Adi stellte den Neuen dem Team vor und ging dann sogleich zum Du über, wie es seit jeher im Präsidium üblich war: „Lars, du hast das große Vergnügen, sofort an unserer Morgenbesprechung teilzunehmen, damit du dich möglichst rasch eingewöhnen kannst.“
Alle nahmen im Besprechungszimmer Platz und Sina übernahm es, Lars über die aktuellen Fälle und Ermittlungsergebnisse zu informieren. Sie diskutierten den Fall des Lehrers und seinen mutmaßlichen Selbstmord durch Erhängen sehr ausführlich.
Adi wartete immer noch auf die Ergebnisse der Gerichtsmedizin. „Ich bin hundert Prozent der Meinung, dass es sich um Selbstmord handelt. Es gibt keinerlei Hinweise auf Fremdverschulden. Der Tatort, das Seil und auch die Art, wie er am Baum hing, das alles vermittelt das typische Bild eines Selbstmörders. Und es scheint mir auch deshalb logisch, weil ich nicht ernsthaft an seine Schuld glauben kann. Klar, wir haben bei ihm die Nacktfotos gefunden. Wir müssen feststellen, wie die auf seinen Rechner kamen. Vielleicht hat er sie ja nur im Unterricht konfisziert, auf einem USB-Stick oder so. Wie seht ihr die Sache? Aus meiner Sicht konnte er nicht mit dem Makel leben, als Sexualtäter beschuldigt zu werden, zumal er ja genau wusste, dass er nicht in diese schmutzige Angelegenheit verwickelt war.“ Seine Kollegen nickten zustimmend. „Eine abschließende Bewertung des Falls können wir allerdings erst vornehmen, wenn die Obduktion vorliegt. Deshalb gilt: Erste Priorität liegt darauf, schnellstmöglich die verschwundene Steffi Gerber zu finden. Wie sieht es denn eigentlich mit ihrem Umfeld aus?“
„Die junge Frau wohnt alleine“, berichtete Salzmann. „Sie hat keinen Freund.“
„Schade, er hätte uns bei einer Vernehmung vielleicht noch ein paar pikante Details liefern können.“
„Richtig. Auch von ihren Eltern werden wir nichts erfahren, sie sind vor zwei Jahren ums Leben gekommen. Und Geschwister hat Frau Gerber auch nicht.“
Adi beauftragte Lars, den neuen Kollegen, Freunde und Freundinnen des Mädchens zu befragen und alle Möglichkeiten des Presseapparats auszuschöpfen. „Ich möchte, dass Radiosender und Zeitungen uns bei der Suche helfen.

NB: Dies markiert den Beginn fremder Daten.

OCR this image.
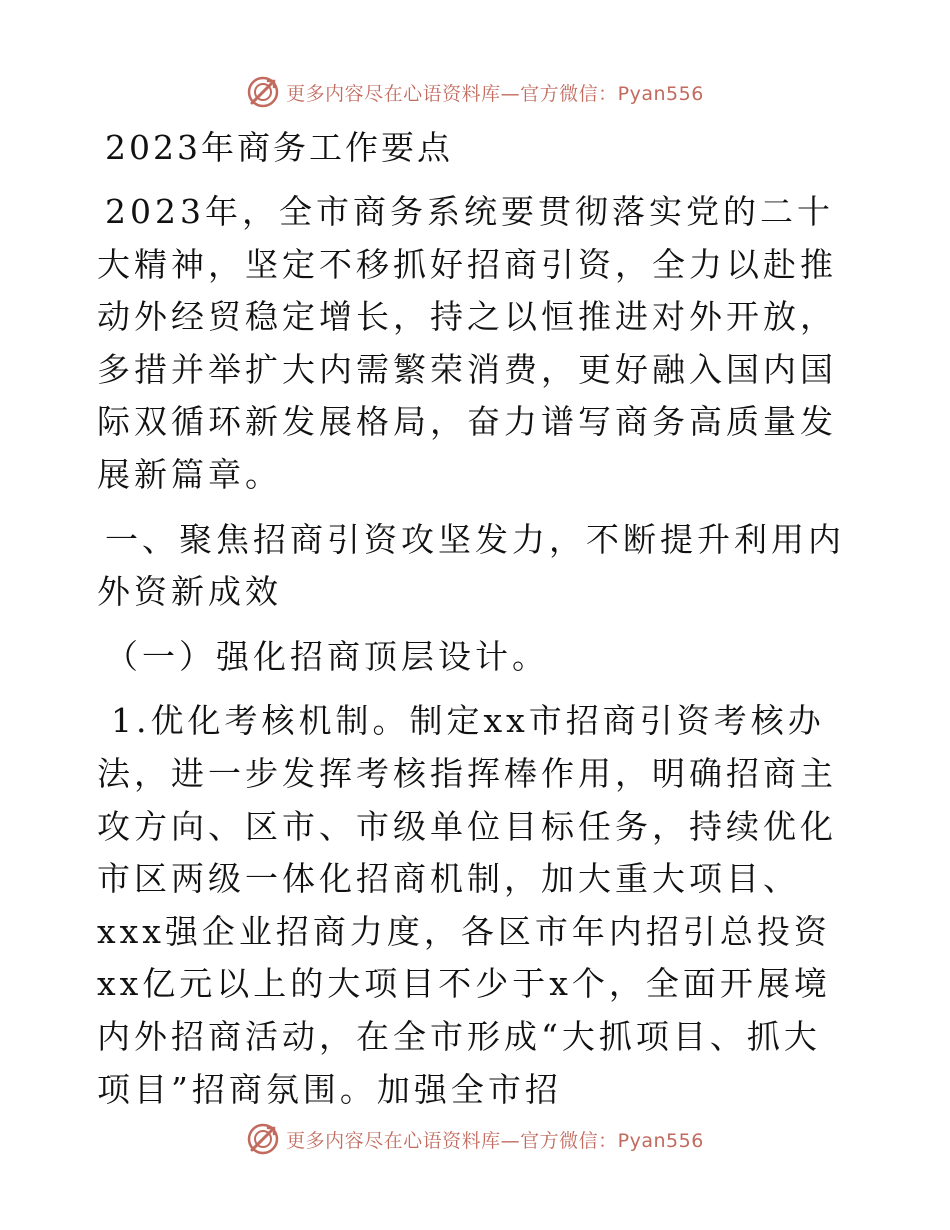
更多内容尽在心语资料库—官方微信：Pyan556
2023年商务工作要点

2023年，全市商务系统要贯彻落实党的二十大精神，坚定不移抓好招商引资，全力以赴推动外经贸稳定增长，持之以恒推进对外开放，多措并举扩大内需繁荣消费，更好融入国内国际双循环新发展格局，奋力谱写商务高质量发展新篇章。

一、聚焦招商引资攻坚发力，不断提升利用内外资新成效

（一）强化招商顶层设计。

1.优化考核机制。制定xx市招商引资考核办法，进一步发挥考核指挥棒作用，明确招商主攻方向、区市、市级单位目标任务，持续优化市区两级一体化招商机制，加大重大项目、xxx强企业招商力度，各区市年内招引总投资xx亿元以上的大项目不少于x个，全面开展境内外招商活动，在全市形成“大抓项目、抓大项目”招商氛围。加强全市招

更多内容尽在心语资料库—官方微信：Pyan556
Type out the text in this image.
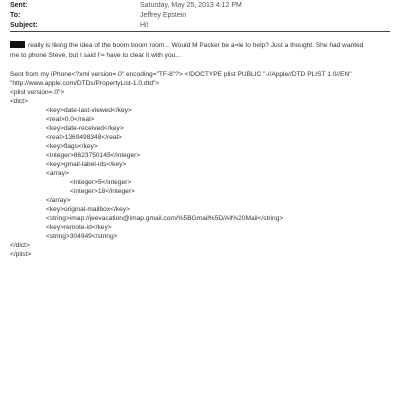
Sent:	Saturday, May 25, 2013 4:12 PM
To:	Jeffrey Epstein
Subject:	Hi!
really is liking the idea of the boom boom room... Would M Packer be a=le to help? Just a thought. She had wanted
me to phone Steve, but I said I'= have to clear it with you...
Sent from my iPhone<?xml version=.0" encoding="TF-8"?> <!DOCTYPE plist PUBLIC "-//Apple//DTD PLIST 1.0//EN"
"http://www.apple.com/DTDs/PropertyList-1.0.dtd">
<plist version=.0">
<dict>
<key>date-last-viewed</key>
<real>0.0</real>
<key>date-received</key>
<real>1369498348</real>
<key>flags</key>
<integer>8623750145</integer>
<key>gmail-label-ids</key>
<array>
<integer>5</integer>
<integer>18</integer>
</array>
<key>original-mailbox</key>
<string>imap://jeevacation@imap.gmail.com/%5BGmail%5D/All%20Mail</string>
<key>remote-id</key>
<string>304949</string>
</dict>
</plist>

Wir werden Belohnungen ausloben für jeden sachdienlichen Hinweis. Die Technikabteilung soll versuchen, das Handy zu orten.“
Sina wollte noch einmal von Frau zu Frau mit der Gattin des Toten sprechen. Rüdiger Salzmann bot sich an, die Sichtung des Computers zu übernehmen, den sie in der Wohnung gefunden hatten.
Danach ging es um den Fall des Abteilungsleiters der Bank, dem die Beamten keine hohe Priorität einräumten, da die Beweislage ziemlich eindeutig schien.
Zudem kamen noch einige ältere Fälle, die auf den Schreibtischen der Beamten lagen, zur Sprache. Die neue Luxusresidenz namens „Seerosenweiher“ hatte vor einigen Monaten gebrannt und es gab Hinweise auf Brandstiftung. Ein anderer Vorfall, der Hessberger intensiv beschäftigte, hatte sich vor einem halben Jahr ereignet. Im Oktober 2019 hatte ein Telefon- und Computerausfall das Polizeipräsidium in Offenbach lahmgelegt. Die Zentrale war nur über Handys zu erreichen gewesen und Notrufe mussten auf die Leitstelle in Frankfurt umgeleitet werden. Erst am Abend war die Anlage wieder einsatzfähig gewesen. Hessberger hatte ernsthafte Bedenken, dass es vielleicht jemand auf die polizeilichen Daten abgesehen hatte. Die Anlage war zwar inzwischen mehrfach ohne Ergebnis überprüft worden, doch er war nicht der Typ, der an Zufälle glaubte.
Alle diese Fälle spiegelten den normalen Polizeialltag wider, ganz im Gegensatz zu den krassen Vorfällen, die das komplette Polizeipräsidium Südosthessen zuvor monatelang in Atem gehalten hatten.
Auch wenn das große Prickeln fehlte, das sich nur bei wirklich außergewöhnlichen Verbrechen einstellen wollte, gingen sämtliche Kollegen des Teams mit Feuereifer an die Arbeit, insbesondere die bislang erfolglose Suche nach Steffi Gerber bereitete ihnen Kopfzerbrechen und hinterließ ein flaues Gefühl im Magen.